Bush: Climate change progress must be measurable
U.S. President George W. Bush on Friday called for a "strong and transparent" way for nations to measure progress on fighting climate change but said each country should set its own approach.
In a speech to a U.S.-sponsored conference of major emitting countries, Bush also called for the creation of a global fund to promote clean technology that would be led by U.S. Treasury Secretary Henry Paulson.
A long-term goal for reducing global warming was needed, Bush said, but added "each nation will design its own separate strategies for making progress toward achieving this."
Bush, who has been under pressure from the world's major economies to accept binding limits on emissions of greenhouse gases, continued to emphasize voluntary approaches to tackling climate change as he kicked off the closing day of the conference.

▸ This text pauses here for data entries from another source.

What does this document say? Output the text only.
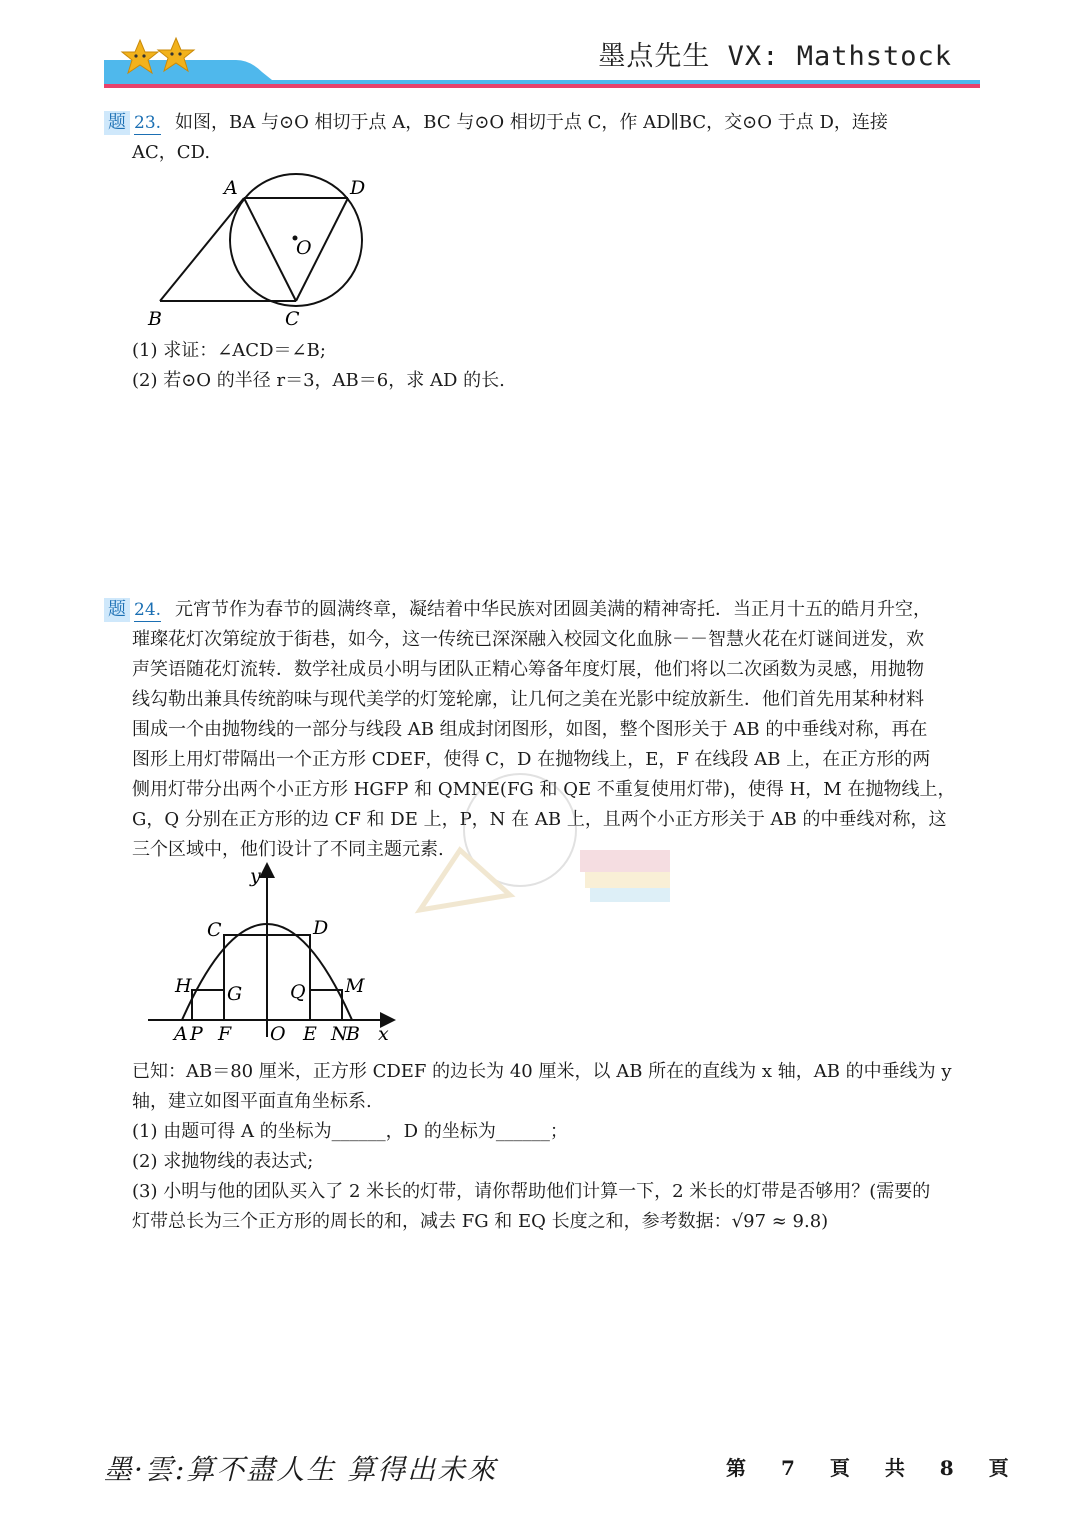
墨点先生 VX: Mathstock
题 23. 如图，BA 与⊙O 相切于点 A，BC 与⊙O 相切于点 C，作 AD∥BC，交⊙O 于点 D，连接
AC，CD.
A	D
O
B	C
(1) 求证：∠ACD＝∠B;
(2) 若⊙O 的半径 r＝3，AB＝6，求 AD 的长.
题 24. 元宵节作为春节的圆满终章，凝结着中华民族对团圆美满的精神寄托．当正月十五的皓月升空，
璀璨花灯次第绽放于街巷，如今，这一传统已深深融入校园文化血脉－－智慧火花在灯谜间迸发，欢
声笑语随花灯流转．数学社成员小明与团队正精心筹备年度灯展，他们将以二次函数为灵感，用抛物
线勾勒出兼具传统韵味与现代美学的灯笼轮廓，让几何之美在光影中绽放新生．他们首先用某种材料
围成一个由抛物线的一部分与线段 AB 组成封闭图形，如图，整个图形关于 AB 的中垂线对称，再在
图形上用灯带隔出一个正方形 CDEF，使得 C，D 在抛物线上，E，F 在线段 AB 上，在正方形的两
侧用灯带分出两个小正方形 HGFP 和 QMNE(FG 和 QE 不重复使用灯带)，使得 H，M 在抛物线上，
G，Q 分别在正方形的边 CF 和 DE 上，P，N 在 AB 上，且两个小正方形关于 AB 的中垂线对称，这
三个区域中，他们设计了不同主题元素.
y
x
C	D
H G	Q M
A P F O E N
B
已知：AB＝80 厘米，正方形 CDEF 的边长为 40 厘米，以 AB 所在的直线为 x 轴，AB 的中垂线为 y
轴，建立如图平面直角坐标系.
(1) 由题可得 A 的坐标为______，D 的坐标为______；
(2) 求抛物线的表达式;
(3) 小明与他的团队买入了 2 米长的灯带，请你帮助他们计算一下，2 米长的灯带是否够用？(需要的
灯带总长为三个正方形的周长的和，减去 FG 和 EQ 长度之和，参考数据：√97 ≈ 9.8)
墨·雲:算不盡人生 算得出未來	第 7 頁 共 8 頁
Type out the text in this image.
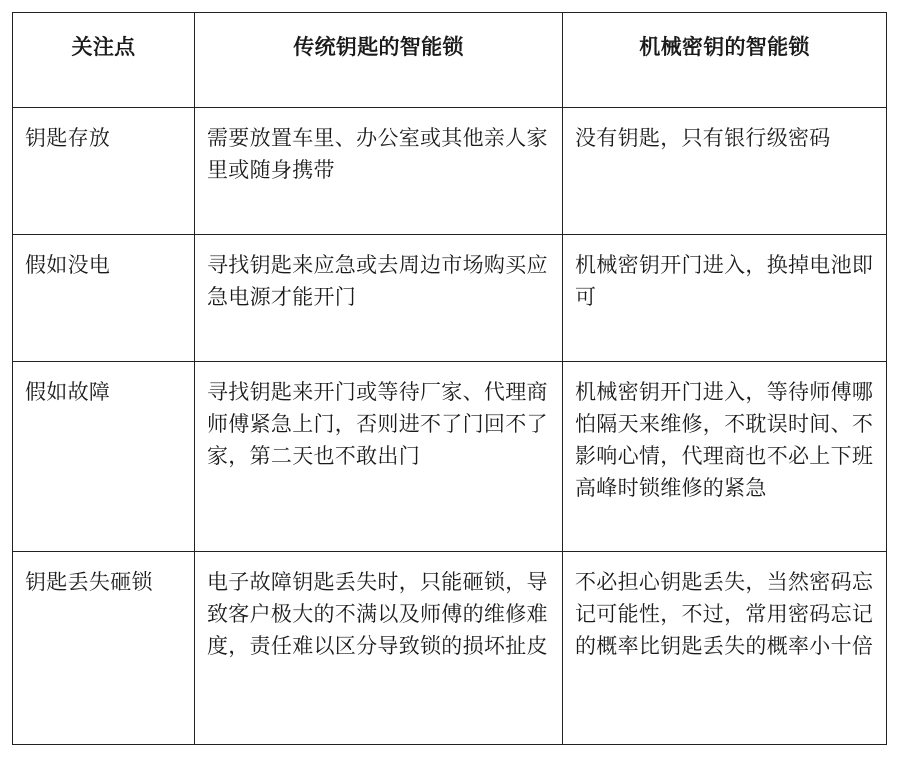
关注点	传统钥匙的智能锁	机械密钥的智能锁
钥匙存放	需要放置车里、办公室或其他亲人家里或随身携带	没有钥匙，只有银行级密码
假如没电	寻找钥匙来应急或去周边市场购买应急电源才能开门	机械密钥开门进入，换掉电池即可
假如故障	寻找钥匙来开门或等待厂家、代理商师傅紧急上门，否则进不了门回不了家，第二天也不敢出门	机械密钥开门进入，等待师傅哪怕隔天来维修，不耽误时间、不影响心情，代理商也不必上下班高峰时锁维修的紧急
钥匙丢失砸锁	电子故障钥匙丢失时，只能砸锁，导致客户极大的不满以及师傅的维修难度，责任难以区分导致锁的损坏扯皮	不必担心钥匙丢失，当然密码忘记可能性，不过，常用密码忘记的概率比钥匙丢失的概率小十倍
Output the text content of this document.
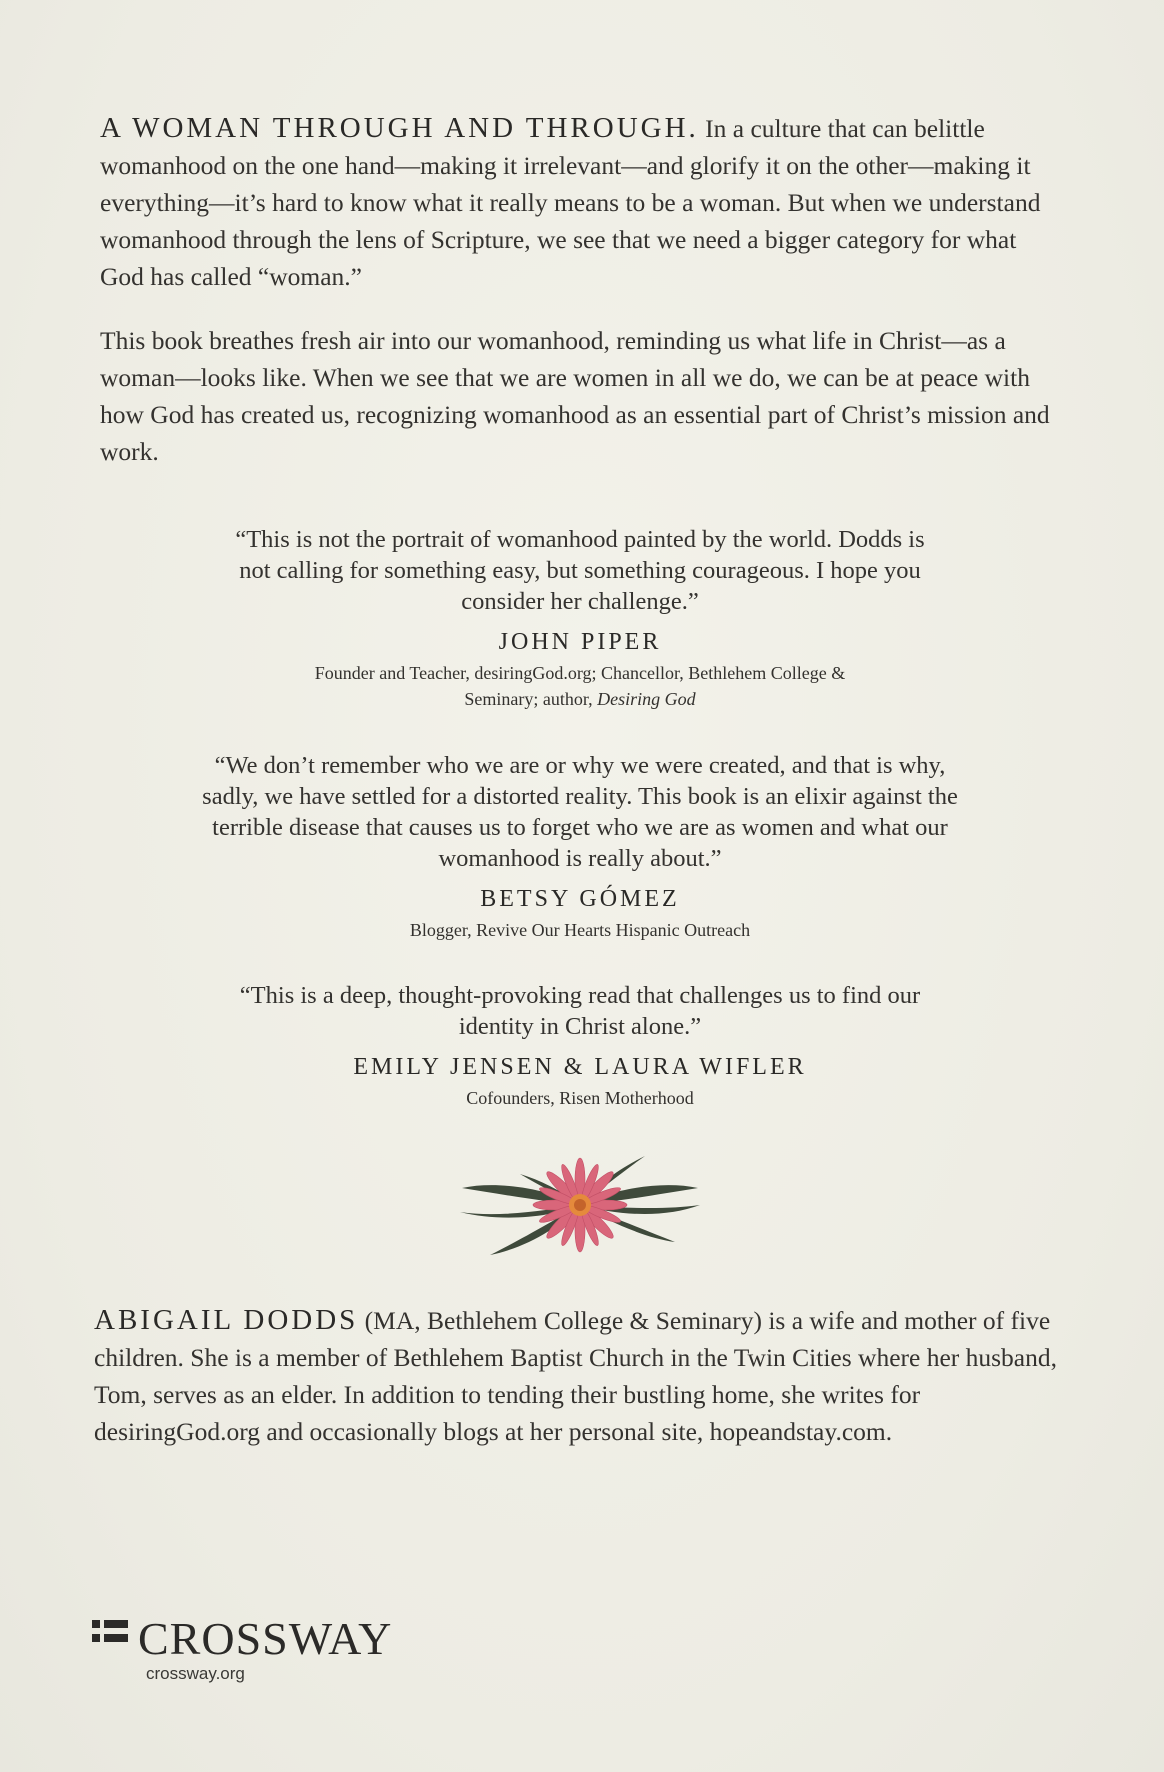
A WOMAN THROUGH AND THROUGH. In a culture that can belittle womanhood on the one hand—making it irrelevant—and glorify it on the other—making it everything—it’s hard to know what it really means to be a woman. But when we understand womanhood through the lens of Scripture, we see that we need a bigger category for what God has called “woman.”
This book breathes fresh air into our womanhood, reminding us what life in Christ—as a woman—looks like. When we see that we are women in all we do, we can be at peace with how God has created us, recognizing womanhood as an essential part of Christ’s mission and work.
“This is not the portrait of womanhood painted by the world. Dodds is not calling for something easy, but something courageous. I hope you consider her challenge.”
JOHN PIPER
Founder and Teacher, desiringGod.org; Chancellor, Bethlehem College & Seminary; author, Desiring God
“We don’t remember who we are or why we were created, and that is why, sadly, we have settled for a distorted reality. This book is an elixir against the terrible disease that causes us to forget who we are as women and what our womanhood is really about.”
BETSY GÓMEZ
Blogger, Revive Our Hearts Hispanic Outreach
“This is a deep, thought-provoking read that challenges us to find our identity in Christ alone.”
EMILY JENSEN & LAURA WIFLER
Cofounders, Risen Motherhood
ABIGAIL DODDS (MA, Bethlehem College & Seminary) is a wife and mother of five children. She is a member of Bethlehem Baptist Church in the Twin Cities where her husband, Tom, serves as an elder. In addition to tending their bustling home, she writes for desiringGod.org and occasionally blogs at her personal site, hopeandstay.com.
CROSSWAY
crossway.org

Bush called the meeting as a precursor to United Nations talks in Bali in December, which will aim to launch a successor to the Kyoto Protocol, a treaty that set limits on industrial nations' emissions.
Environmentalists said the conference had produced nothing new and was an attempt to circumvent U.N. efforts on climate change, a charge Secretary of State Condoleezza Rice denied.
German Environment Minister Sigmar Gabriel said the fact that Bush was speaking showed the White House would not return to its previous skepticism about the seriousness of the issue.
"This is a big step," he told reporters. "The more you have official discussions about climate change ... the more difficult it is to go backwards."